Moosfäden hingen herab wie durchsichtige Fetzen eines Leichentuchs. Wurzeln ließen die Gesellschaft stolpern, während sie sich durch die Dunkelheit tastete. Mit der warmen, feuchten Luft wehten üble Gerüche heran. Verna war noch nie so tief in den Hagenwald vorgedrungen – und das aus gutem Grund.

»Wie geht es dir, Warren?« erkundigte sie sich leise.

»Großartig«, murmelte er mit matter Stimme.

»Es wird nicht mehr lange dauern, Warren. Nicht mehr lange. Noch ein kleines Stück, dann ist es vorbei. Nathan wird dir helfen.«

»Nathan«, murmelte er kaum hörbar. »Muß ihn warnen.«

Sie stießen auf einen wuchtigen Felsklotz, der sichtlich von Menschenhand geschaffen war – er war rechteckig. Fast vollständig war er unter ineinander verflochtenen Ranken und knorrigen Wurzeln verborgen. Weitere Steine, die im Mondschein weißen Knochen ähnelten, ragten aus der dichten Vegetation. Sie sahen die schartigen Überreste einer Mauer, dazu Säulen, die wie das Gerippe eines Ungeheuers wirkten.
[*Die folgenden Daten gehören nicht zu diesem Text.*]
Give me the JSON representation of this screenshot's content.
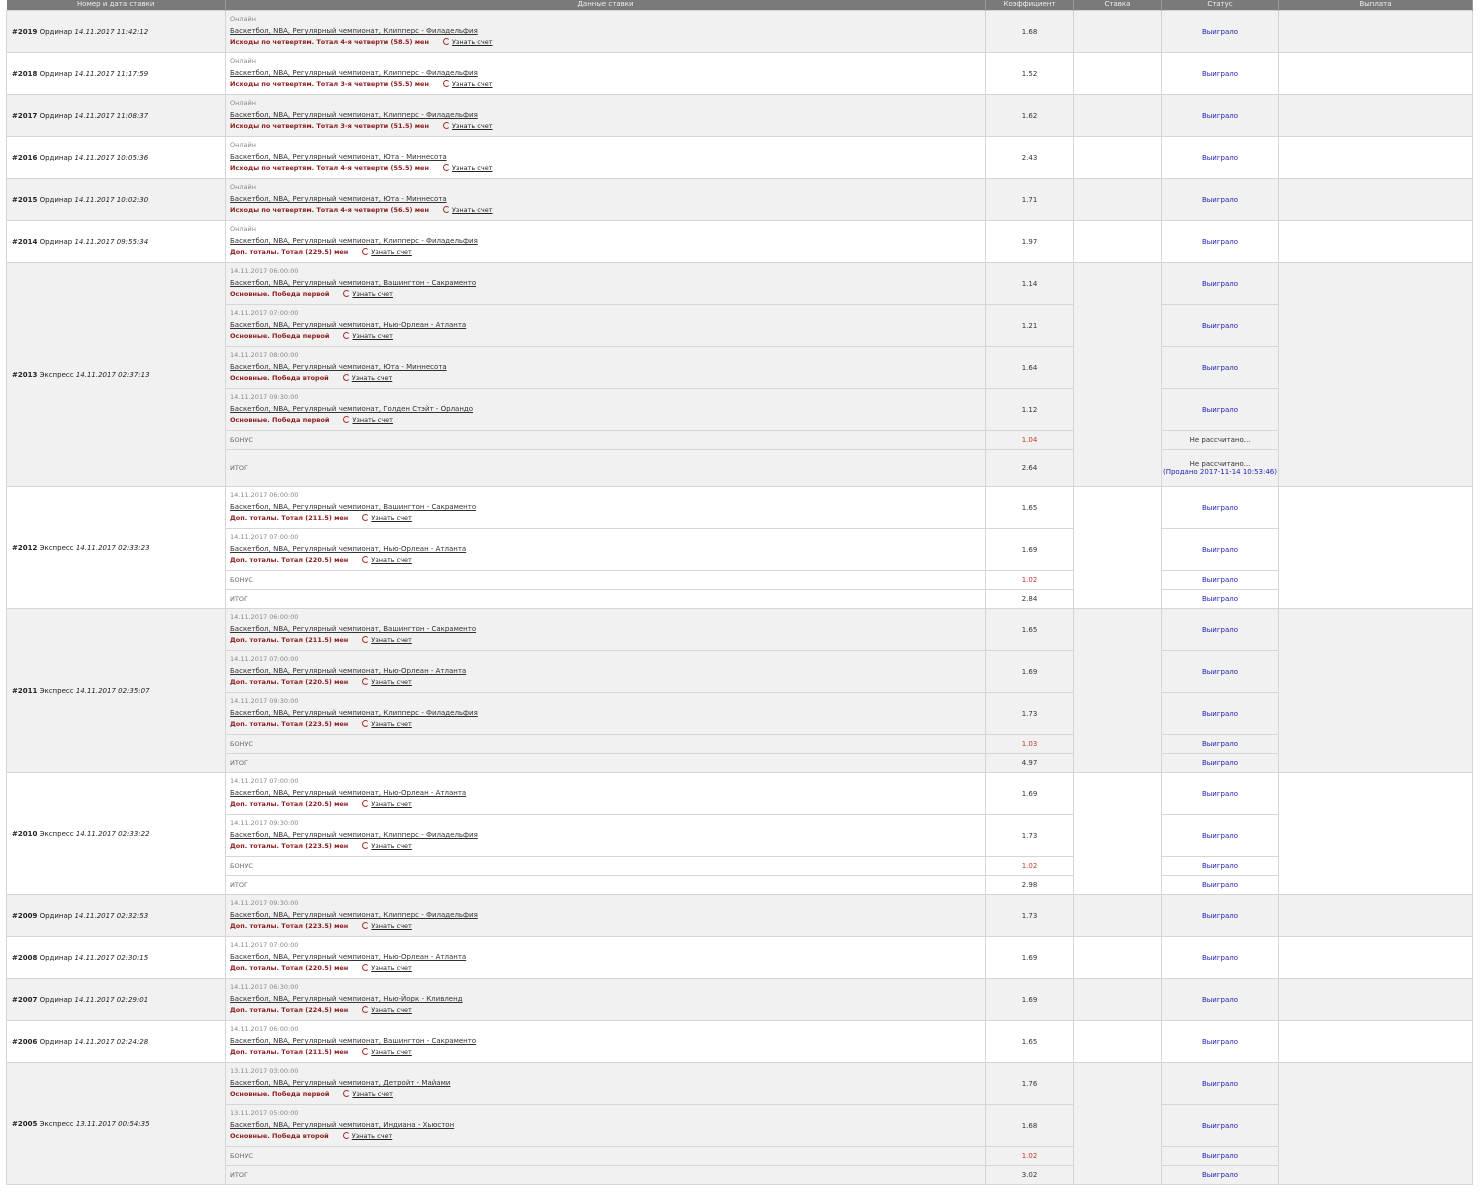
{
  "headers": [
    "Номер и дата ставки",
    "Данные ставки",
    "Коэффициент",
    "Ставка",
    "Статус",
    "Выплата"
  ],
  "labels": {
    "online": "Онлайн",
    "score": "Узнать счет",
    "bonus": "БОНУС",
    "total": "ИТОГ"
  },
  "bets": [
    {
      "num": "#2019",
      "type": "Ординар",
      "date": "14.11.2017 11:42:12",
      "rows": [
        {
          "sub": "Онлайн",
          "event": "Баскетбол, NBA, Регулярный чемпионат, Клипперс - Филадельфия",
          "outcome": "Исходы по четвертям. Тотал 4-я четверти (58.5) мен",
          "coef": "1.68",
          "status": "Выиграло"
        }
      ]
    },
    {
      "num": "#2018",
      "type": "Ординар",
      "date": "14.11.2017 11:17:59",
      "rows": [
        {
          "sub": "Онлайн",
          "event": "Баскетбол, NBA, Регулярный чемпионат, Клипперс - Филадельфия",
          "outcome": "Исходы по четвертям. Тотал 3-я четверти (55.5) мен",
          "coef": "1.52",
          "status": "Выиграло"
        }
      ]
    },
    {
      "num": "#2017",
      "type": "Ординар",
      "date": "14.11.2017 11:08:37",
      "rows": [
        {
          "sub": "Онлайн",
          "event": "Баскетбол, NBA, Регулярный чемпионат, Клипперс - Филадельфия",
          "outcome": "Исходы по четвертям. Тотал 3-я четверти (51.5) мен",
          "coef": "1.62",
          "status": "Выиграло"
        }
      ]
    },
    {
      "num": "#2016",
      "type": "Ординар",
      "date": "14.11.2017 10:05:36",
      "rows": [
        {
          "sub": "Онлайн",
          "event": "Баскетбол, NBA, Регулярный чемпионат, Юта - Миннесота",
          "outcome": "Исходы по четвертям. Тотал 4-я четверти (55.5) мен",
          "coef": "2.43",
          "status": "Выиграло"
        }
      ]
    },
    {
      "num": "#2015",
      "type": "Ординар",
      "date": "14.11.2017 10:02:30",
      "rows": [
        {
          "sub": "Онлайн",
          "event": "Баскетбол, NBA, Регулярный чемпионат, Юта - Миннесота",
          "outcome": "Исходы по четвертям. Тотал 4-я четверти (56.5) мен",
          "coef": "1.71",
          "status": "Выиграло"
        }
      ]
    },
    {
      "num": "#2014",
      "type": "Ординар",
      "date": "14.11.2017 09:55:34",
      "rows": [
        {
          "sub": "Онлайн",
          "event": "Баскетбол, NBA, Регулярный чемпионат, Клипперс - Филадельфия",
          "outcome": "Доп. тоталы. Тотал (229.5) мен",
          "coef": "1.97",
          "status": "Выиграло"
        }
      ]
    },
    {
      "num": "#2013",
      "type": "Экспресс",
      "date": "14.11.2017 02:37:13",
      "rows": [
        {
          "sub": "14.11.2017 06:00:00",
          "event": "Баскетбол, NBA, Регулярный чемпионат, Вашингтон - Сакраменто",
          "outcome": "Основные. Победа первой",
          "coef": "1.14",
          "status": "Выиграло"
        },
        {
          "sub": "14.11.2017 07:00:00",
          "event": "Баскетбол, NBA, Регулярный чемпионат, Нью-Орлеан - Атланта",
          "outcome": "Основные. Победа первой",
          "coef": "1.21",
          "status": "Выиграло"
        },
        {
          "sub": "14.11.2017 08:00:00",
          "event": "Баскетбол, NBA, Регулярный чемпионат, Юта - Миннесота",
          "outcome": "Основные. Победа второй",
          "coef": "1.64",
          "status": "Выиграло"
        },
        {
          "sub": "14.11.2017 09:30:00",
          "event": "Баскетбол, NBA, Регулярный чемпионат, Голден Стэйт - Орландо",
          "outcome": "Основные. Победа первой",
          "coef": "1.12",
          "status": "Выиграло"
        }
      ],
      "bonus": {
        "coef": "1.04",
        "status": "Не рассчитано..."
      },
      "total": {
        "coef": "2.64",
        "status": "Не рассчитано...",
        "sold": "(Продано 2017-11-14 10:53:46)"
      }
    },
    {
      "num": "#2012",
      "type": "Экспресс",
      "date": "14.11.2017 02:33:23",
      "rows": [
        {
          "sub": "14.11.2017 06:00:00",
          "event": "Баскетбол, NBA, Регулярный чемпионат, Вашингтон - Сакраменто",
          "outcome": "Доп. тоталы. Тотал (211.5) мен",
          "coef": "1.65",
          "status": "Выиграло"
        },
        {
          "sub": "14.11.2017 07:00:00",
          "event": "Баскетбол, NBA, Регулярный чемпионат, Нью-Орлеан - Атланта",
          "outcome": "Доп. тоталы. Тотал (220.5) мен",
          "coef": "1.69",
          "status": "Выиграло"
        }
      ],
      "bonus": {
        "coef": "1.02",
        "status": "Выиграло"
      },
      "total": {
        "coef": "2.84",
        "status": "Выиграло"
      }
    },
    {
      "num": "#2011",
      "type": "Экспресс",
      "date": "14.11.2017 02:35:07",
      "rows": [
        {
          "sub": "14.11.2017 06:00:00",
          "event": "Баскетбол, NBA, Регулярный чемпионат, Вашингтон - Сакраменто",
          "outcome": "Доп. тоталы. Тотал (211.5) мен",
          "coef": "1.65",
          "status": "Выиграло"
        },
        {
          "sub": "14.11.2017 07:00:00",
          "event": "Баскетбол, NBA, Регулярный чемпионат, Нью-Орлеан - Атланта",
          "outcome": "Доп. тоталы. Тотал (220.5) мен",
          "coef": "1.69",
          "status": "Выиграло"
        },
        {
          "sub": "14.11.2017 09:30:00",
          "event": "Баскетбол, NBA, Регулярный чемпионат, Клипперс - Филадельфия",
          "outcome": "Доп. тоталы. Тотал (223.5) мен",
          "coef": "1.73",
          "status": "Выиграло"
        }
      ],
      "bonus": {
        "coef": "1.03",
        "status": "Выиграло"
      },
      "total": {
        "coef": "4.97",
        "status": "Выиграло"
      }
    },
    {
      "num": "#2010",
      "type": "Экспресс",
      "date": "14.11.2017 02:33:22",
      "rows": [
        {
          "sub": "14.11.2017 07:00:00",
          "event": "Баскетбол, NBA, Регулярный чемпионат, Нью-Орлеан - Атланта",
          "outcome": "Доп. тоталы. Тотал (220.5) мен",
          "coef": "1.69",
          "status": "Выиграло"
        },
        {
          "sub": "14.11.2017 09:30:00",
          "event": "Баскетбол, NBA, Регулярный чемпионат, Клипперс - Филадельфия",
          "outcome": "Доп. тоталы. Тотал (223.5) мен",
          "coef": "1.73",
          "status": "Выиграло"
        }
      ],
      "bonus": {
        "coef": "1.02",
        "status": "Выиграло"
      },
      "total": {
        "coef": "2.98",
        "status": "Выиграло"
      }
    },
    {
      "num": "#2009",
      "type": "Ординар",
      "date": "14.11.2017 02:32:53",
      "rows": [
        {
          "sub": "14.11.2017 09:30:00",
          "event": "Баскетбол, NBA, Регулярный чемпионат, Клипперс - Филадельфия",
          "outcome": "Доп. тоталы. Тотал (223.5) мен",
          "coef": "1.73",
          "status": "Выиграло"
        }
      ]
    },
    {
      "num": "#2008",
      "type": "Ординар",
      "date": "14.11.2017 02:30:15",
      "rows": [
        {
          "sub": "14.11.2017 07:00:00",
          "event": "Баскетбол, NBA, Регулярный чемпионат, Нью-Орлеан - Атланта",
          "outcome": "Доп. тоталы. Тотал (220.5) мен",
          "coef": "1.69",
          "status": "Выиграло"
        }
      ]
    },
    {
      "num": "#2007",
      "type": "Ординар",
      "date": "14.11.2017 02:29:01",
      "rows": [
        {
          "sub": "14.11.2017 06:30:00",
          "event": "Баскетбол, NBA, Регулярный чемпионат, Нью-Йорк - Кливленд",
          "outcome": "Доп. тоталы. Тотал (224.5) мен",
          "coef": "1.69",
          "status": "Выиграло"
        }
      ]
    },
    {
      "num": "#2006",
      "type": "Ординар",
      "date": "14.11.2017 02:24:28",
      "rows": [
        {
          "sub": "14.11.2017 06:00:00",
          "event": "Баскетбол, NBA, Регулярный чемпионат, Вашингтон - Сакраменто",
          "outcome": "Доп. тоталы. Тотал (211.5) мен",
          "coef": "1.65",
          "status": "Выиграло"
        }
      ]
    },
    {
      "num": "#2005",
      "type": "Экспресс",
      "date": "13.11.2017 00:54:35",
      "rows": [
        {
          "sub": "13.11.2017 03:00:00",
          "event": "Баскетбол, NBA, Регулярный чемпионат, Детройт - Майами",
          "outcome": "Основные. Победа первой",
          "coef": "1.76",
          "status": "Выиграло"
        },
        {
          "sub": "13.11.2017 05:00:00",
          "event": "Баскетбол, NBA, Регулярный чемпионат, Индиана - Хьюстон",
          "outcome": "Основные. Победа второй",
          "coef": "1.68",
          "status": "Выиграло"
        }
      ],
      "bonus": {
        "coef": "1.02",
        "status": "Выиграло"
      },
      "total": {
        "coef": "3.02",
        "status": "Выиграло"
      }
    }
  ]
}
Durch das Unterholz drang Licht. Dem Flackern nach zu urteilen, stammte es von einem Lagerfeuer. Walsh und Bollesdun bogen für die anderen das Geäst zur Seite. Das Feuer war in einem Kreis aus Steinen auf dem steinernen Fußboden einer alten Ruine angelegt worden. Dahinter konnte Verna die runde Ummauerung eines großen Brunnens oder eines brunnenähnlichen Bauwerks erkennen. Sie hatte nicht gewußt, daß ein solcher Ort im Hagenwald versteckt lag, doch so selten, wie jemand den Hagenwald betrat, konnte das kaum überraschen.

Nathan, der sich gekleidet hatte wie ein reicher Adliger, erhob sich, um sie zu begrüßen. Er war groß und wirkte furchterregend, insbesondere ohne den Rada'Han an seinem Hals. Als er alle erkennen konnte, setzte er sein selbstzufriedenes Grinsen auf. Walsh und Bollesdun lachten munter und bekamen einen freundschaftlichen Klaps auf den Rücken.